The Third Option

There seem to be two separate theories or good software design that everyone seems to espouse:

1. Write good software to begin with, then hope it doesn’t fail. This is the putting all your eggs in one basket theory, after making sure you’ve built a really good basket.

2. Write software, assume that it will fail, but make sure there is some redundancy in the system. Ensure it restarts when it fails, make sure there are two machines to handle the job, etc.

There are three assumptions that I hate about these all-too-common paradigms.

1. This assumes that you can write software that doesn’t have any faults. This is demonstrably false. This theory is often espoused by younger programmers and the ideologues in your group. Beware.

2. This assumes that you can’t write software. Nothing wrong with this, given number one above. However, this leads directly to the conclusion that any old crap will work and that testing, quality don’t matter. This is often espoused by older programmers and managers under time pressure.

3. Oh — the third assumption that I hate? The fact that these two options are the only way.

Me I prefer a third paradigm: Combine one and two. Make sure you write the best stuff AND provide a backup. Duh. Let me tell you how this wasted nearly my entire weekend:

I work in a small software shop. We have a part time MIS guy who works full time programming for us. He’s pretty good. Unfortunately, he’s out of town at a tennis tournament in Vail. That means that I am the designated sufferer this weekend.

We’ve almost divested ourselves of all of all our Windows servers. We still have one, required for our CRM system, that runs MS SQL server. From this server, we serve data to lots of places: inventory management, sales reports, etc. We do this from other Linux servers, running Perl and PHP scripts accessing the SQL server through a ODBC connector, running on the NT box. This works well, except when it doesn’t.

This ODBC Connector (hereafter referred to as That Piece of Shit or TPoS) runs as a service on the NT box. Here is where the design theories come in. Both the developer of the service and Microsoft fell prey to design fallacy number one above. That nothing would go wrong. TPoS developer thought that their little software would run forever, and provided no way of monitoring it or easily shutting it down remotely. Unfortunately, Microsoft also assumed that the software running as services on their machines would run forever. And they too provided no easily accessible way of restarting or maintaining things remotely. This means that when something goes wrong – someone has to go sit at the console and make changes. Restart TPoS. This wasted my weekend, as this happened (for no obvious reasons) three times this weekend.

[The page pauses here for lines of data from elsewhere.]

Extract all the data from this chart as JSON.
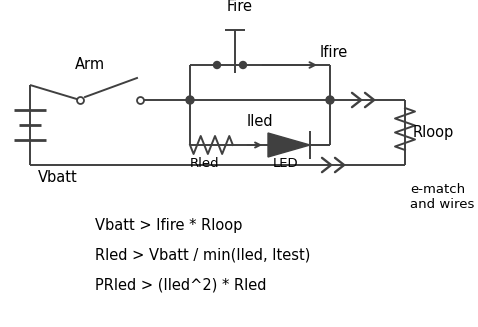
{
  "bg_color": "#ffffff",
  "line_color": "#404040",
  "line_width": 1.4,
  "formulas": [
    "Vbatt > Ifire * Rloop",
    "Rled > Vbatt / min(Iled, Itest)",
    "PRled > (Iled^2) * Rled"
  ]
}
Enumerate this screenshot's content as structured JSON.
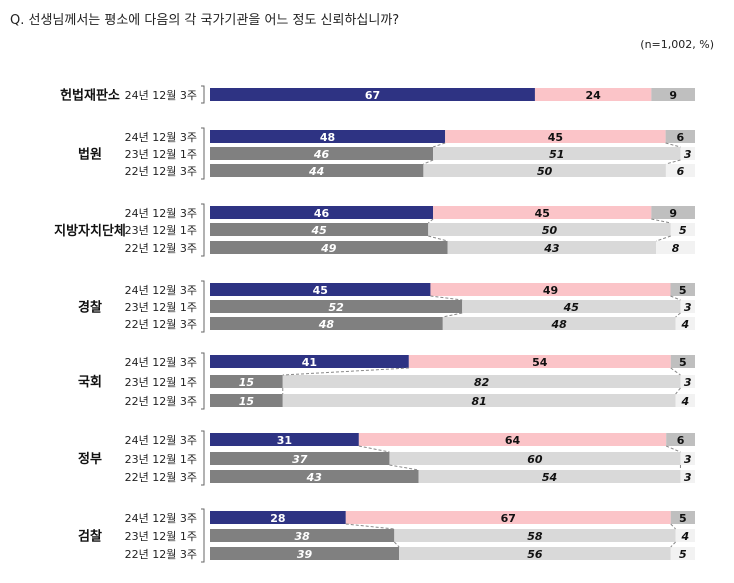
{
  "question": "Q. 선생님께서는 평소에 다음의 각 국가기관을 어느 정도 신뢰하십니까?",
  "note": "(n=1,002, %)",
  "chart_data": {
    "type": "bar",
    "stacked": true,
    "orientation": "horizontal",
    "xlim": [
      0,
      100
    ],
    "colors_current": [
      "#2e3383",
      "#fbc4c8",
      "#bfbfbf"
    ],
    "colors_past": [
      "#808080",
      "#d9d9d9",
      "#f2f2f2"
    ],
    "groups": [
      {
        "name": "헌법재판소",
        "rows": [
          {
            "period": "24년 12월 3주",
            "values": [
              67,
              24,
              9
            ]
          }
        ]
      },
      {
        "name": "법원",
        "rows": [
          {
            "period": "24년 12월 3주",
            "values": [
              48,
              45,
              6
            ]
          },
          {
            "period": "23년 12월 1주",
            "values": [
              46,
              51,
              3
            ]
          },
          {
            "period": "22년 12월 3주",
            "values": [
              44,
              50,
              6
            ]
          }
        ]
      },
      {
        "name": "지방자치단체",
        "rows": [
          {
            "period": "24년 12월 3주",
            "values": [
              46,
              45,
              9
            ]
          },
          {
            "period": "23년 12월 1주",
            "values": [
              45,
              50,
              5
            ]
          },
          {
            "period": "22년 12월 3주",
            "values": [
              49,
              43,
              8
            ]
          }
        ]
      },
      {
        "name": "경찰",
        "rows": [
          {
            "period": "24년 12월 3주",
            "values": [
              45,
              49,
              5
            ]
          },
          {
            "period": "23년 12월 1주",
            "values": [
              52,
              45,
              3
            ]
          },
          {
            "period": "22년 12월 3주",
            "values": [
              48,
              48,
              4
            ]
          }
        ]
      },
      {
        "name": "국회",
        "rows": [
          {
            "period": "24년 12월 3주",
            "values": [
              41,
              54,
              5
            ]
          },
          {
            "period": "23년 12월 1주",
            "values": [
              15,
              82,
              3
            ]
          },
          {
            "period": "22년 12월 3주",
            "values": [
              15,
              81,
              4
            ]
          }
        ]
      },
      {
        "name": "정부",
        "rows": [
          {
            "period": "24년 12월 3주",
            "values": [
              31,
              64,
              6
            ]
          },
          {
            "period": "23년 12월 1주",
            "values": [
              37,
              60,
              3
            ]
          },
          {
            "period": "22년 12월 3주",
            "values": [
              43,
              54,
              3
            ]
          }
        ]
      },
      {
        "name": "검찰",
        "rows": [
          {
            "period": "24년 12월 3주",
            "values": [
              28,
              67,
              5
            ]
          },
          {
            "period": "23년 12월 1주",
            "values": [
              38,
              58,
              4
            ]
          },
          {
            "period": "22년 12월 3주",
            "values": [
              39,
              56,
              5
            ]
          }
        ]
      }
    ]
  }
}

IMHO, this is one of the number one reasons that MS servers are unsuitable for use in business. They require too much jiggery-pokery to run well. Yes – their are solutions to the above problems: running VNC (over a secure VPN – another thing to set up and maintain!), some remote access tools (buy them as extras!) These solutions suck just as much as trying to get my Mom to run Linux on her desktop. This leads to lesson number two for the weekend: Use the right tools for the job.

If Linux worked on the desktop, then it wouldn’t need so much hacking and *censored*ing around as it does to play well with others. It’s getting better, but it isn’t there yet. Don’t cry to me. But for this same reason, Windows isn’t ready for the server room. Just too much hacking to get it to work. Use the right tool for the job.

Of course, I’m saying this as I type in a Starbucks on the third option – OS X. Sosumi.